Vetting
Also: screening, vetting process
The practice of checking a prospective new partner or play contact for safety, honesty, and basic compatibility before meeting or playing — a core safety norm in the LifeStyle, kink, and online-dating ENM communities.
Vetting is the screening people do before bringing a new person into their intimate life: video calls before meeting, meeting in public first, confirming someone is who they say they are, checking references within a community, and talking honestly about sexual health and expectations. In the LifeStyle, vetting of single men and women by clubs and by couples is a long-established norm; in kink communities, references and reputation function similarly; online, it ranges from reverse-image-searching photos to mutual-friend checks.

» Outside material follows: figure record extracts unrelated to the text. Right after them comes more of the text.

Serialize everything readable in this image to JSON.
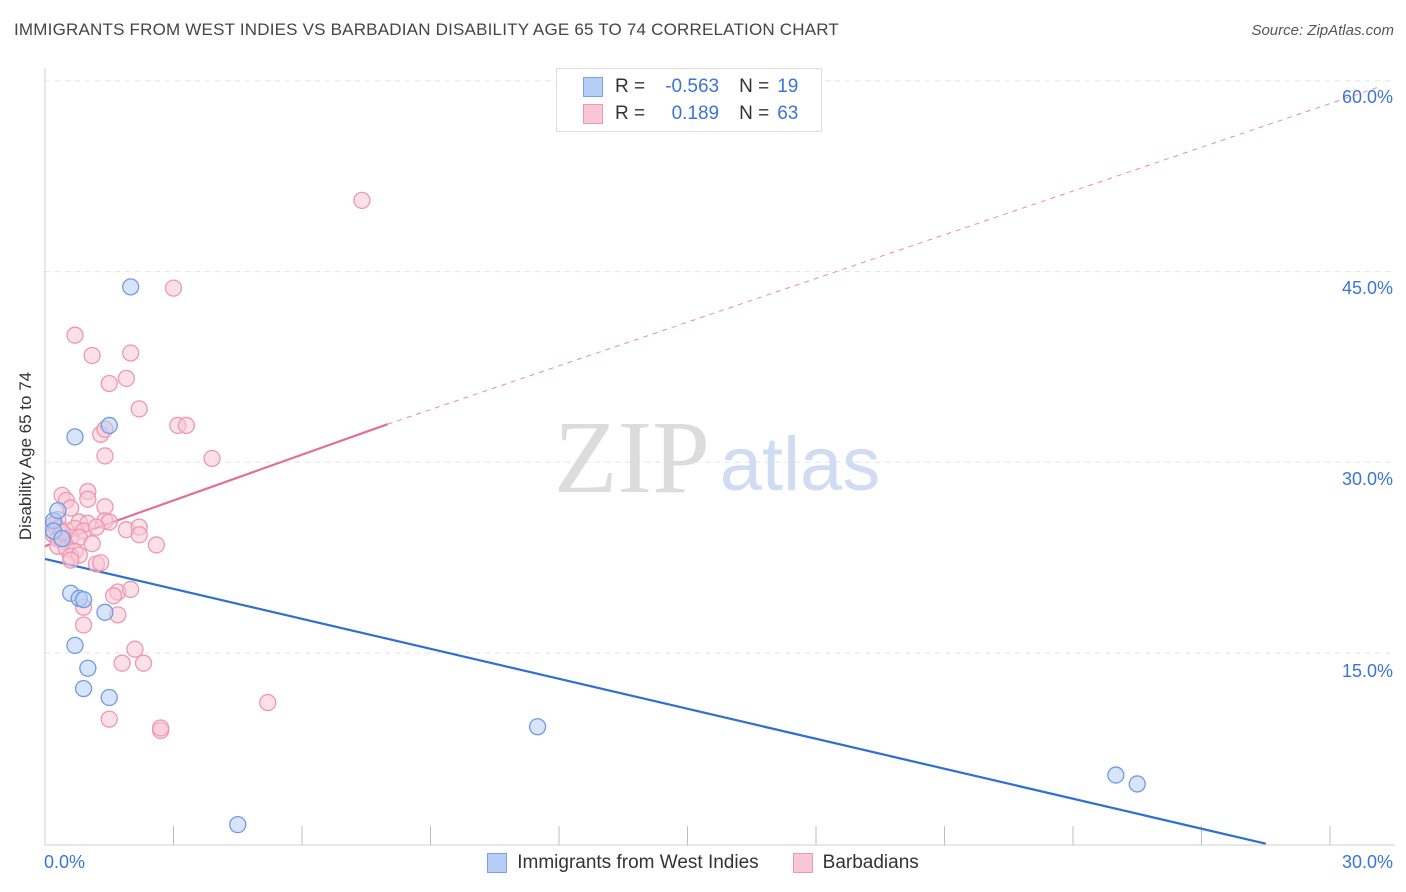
{
  "title": "IMMIGRANTS FROM WEST INDIES VS BARBADIAN DISABILITY AGE 65 TO 74 CORRELATION CHART",
  "source": "Source: ZipAtlas.com",
  "watermark": {
    "zip": "ZIP",
    "atlas": "atlas"
  },
  "colors": {
    "blue_fill": "#b6cdf5",
    "blue_stroke": "#6f9be3",
    "blue_line": "#2f6fd3",
    "pink_fill": "#f8c6d6",
    "pink_stroke": "#ee97b2",
    "pink_line": "#e0709a",
    "tick_text": "#3b74d9",
    "grid": "#e3e3e3"
  },
  "legend": {
    "rows": [
      {
        "r_label": "R =",
        "r_value": "-0.563",
        "n_label": "N =",
        "n_value": "19"
      },
      {
        "r_label": "R =",
        "r_value": "0.189",
        "n_label": "N =",
        "n_value": "63"
      }
    ],
    "series_names": [
      "Immigrants from West Indies",
      "Barbadians"
    ]
  },
  "chart_data": {
    "type": "scatter",
    "title": "IMMIGRANTS FROM WEST INDIES VS BARBADIAN DISABILITY AGE 65 TO 74 CORRELATION CHART",
    "xlabel": "",
    "ylabel": "Disability Age 65 to 74",
    "xlim": [
      0,
      30
    ],
    "ylim": [
      0,
      62
    ],
    "x_tick_labels": [
      {
        "value": 0,
        "label": "0.0%"
      },
      {
        "value": 30,
        "label": "30.0%"
      }
    ],
    "y_tick_labels": [
      {
        "value": 15,
        "label": "15.0%"
      },
      {
        "value": 30,
        "label": "30.0%"
      },
      {
        "value": 45,
        "label": "45.0%"
      },
      {
        "value": 60,
        "label": "60.0%"
      }
    ],
    "x_minor_ticks": [
      3,
      6,
      9,
      12,
      15,
      18,
      21,
      24,
      27,
      30
    ],
    "y_grid": [
      15,
      30,
      45,
      60
    ],
    "series": [
      {
        "name": "Immigrants from West Indies",
        "color": "blue",
        "points": [
          [
            0.2,
            25.4
          ],
          [
            0.3,
            26.2
          ],
          [
            0.2,
            24.6
          ],
          [
            0.4,
            24.0
          ],
          [
            0.6,
            19.7
          ],
          [
            0.8,
            19.3
          ],
          [
            0.9,
            19.2
          ],
          [
            0.7,
            15.6
          ],
          [
            1.0,
            13.8
          ],
          [
            0.9,
            12.2
          ],
          [
            1.4,
            18.2
          ],
          [
            1.5,
            11.5
          ],
          [
            2.0,
            43.8
          ],
          [
            1.5,
            32.9
          ],
          [
            0.7,
            32.0
          ],
          [
            4.5,
            1.5
          ],
          [
            11.5,
            9.2
          ],
          [
            25.0,
            5.4
          ],
          [
            25.5,
            4.7
          ]
        ],
        "trend": {
          "x0": 0,
          "y0": 22.4,
          "x1": 28.5,
          "y1": 0.0,
          "dashed_to_x": null
        }
      },
      {
        "name": "Barbadians",
        "color": "pink",
        "points": [
          [
            7.4,
            50.6
          ],
          [
            3.0,
            43.7
          ],
          [
            0.7,
            40.0
          ],
          [
            1.1,
            38.4
          ],
          [
            2.0,
            38.6
          ],
          [
            1.9,
            36.6
          ],
          [
            1.5,
            36.2
          ],
          [
            2.2,
            34.2
          ],
          [
            1.3,
            32.2
          ],
          [
            3.1,
            32.9
          ],
          [
            3.3,
            32.9
          ],
          [
            1.4,
            32.6
          ],
          [
            1.4,
            30.5
          ],
          [
            3.9,
            30.3
          ],
          [
            0.4,
            27.4
          ],
          [
            0.5,
            27.0
          ],
          [
            1.0,
            27.7
          ],
          [
            1.0,
            27.1
          ],
          [
            0.6,
            26.4
          ],
          [
            1.4,
            26.5
          ],
          [
            0.3,
            25.5
          ],
          [
            0.8,
            25.3
          ],
          [
            1.0,
            25.2
          ],
          [
            1.4,
            25.4
          ],
          [
            1.5,
            25.3
          ],
          [
            0.2,
            25.1
          ],
          [
            0.3,
            24.8
          ],
          [
            0.5,
            24.6
          ],
          [
            0.7,
            24.8
          ],
          [
            0.9,
            24.6
          ],
          [
            1.2,
            24.9
          ],
          [
            1.9,
            24.7
          ],
          [
            2.2,
            24.9
          ],
          [
            0.2,
            24.3
          ],
          [
            0.3,
            24.0
          ],
          [
            0.4,
            23.8
          ],
          [
            0.6,
            24.1
          ],
          [
            0.8,
            24.1
          ],
          [
            2.2,
            24.3
          ],
          [
            0.3,
            23.4
          ],
          [
            0.5,
            23.2
          ],
          [
            0.7,
            23.0
          ],
          [
            0.6,
            22.6
          ],
          [
            0.8,
            22.7
          ],
          [
            2.6,
            23.5
          ],
          [
            0.6,
            22.3
          ],
          [
            1.2,
            22.0
          ],
          [
            1.3,
            22.1
          ],
          [
            1.7,
            19.8
          ],
          [
            1.6,
            19.5
          ],
          [
            2.0,
            20.0
          ],
          [
            0.9,
            18.6
          ],
          [
            1.7,
            18.0
          ],
          [
            0.9,
            17.2
          ],
          [
            2.1,
            15.3
          ],
          [
            1.8,
            14.2
          ],
          [
            2.3,
            14.2
          ],
          [
            5.2,
            11.1
          ],
          [
            1.5,
            9.8
          ],
          [
            2.7,
            8.9
          ],
          [
            2.7,
            9.1
          ],
          [
            0.4,
            24.5
          ],
          [
            1.1,
            23.6
          ]
        ],
        "trend": {
          "x0": 0,
          "y0": 23.4,
          "x1": 8.0,
          "y1": 33.0,
          "dashed_to_x": 30,
          "dashed_y_end": 59.5
        }
      }
    ]
  }
}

The purpose is safety in several senses at once: physical safety, honesty about relationship status and STI status, and basic compatibility of expectations so nobody arrives expecting something the other never offered. Good vetting is mutual — the person being vetted is also entitled to vet you — and it is not an insult; experienced community members generally expect and respect it.
Vetting can tip into gatekeeping or unfair bias if it's used to exclude people on irrelevant grounds, so the healthy version stays focused on safety and honesty rather than on policing who 'belongs.' For newcomers, learning to vet well — and to insist on being vetted in return — is one of the most protective skills in non-monogamous dating.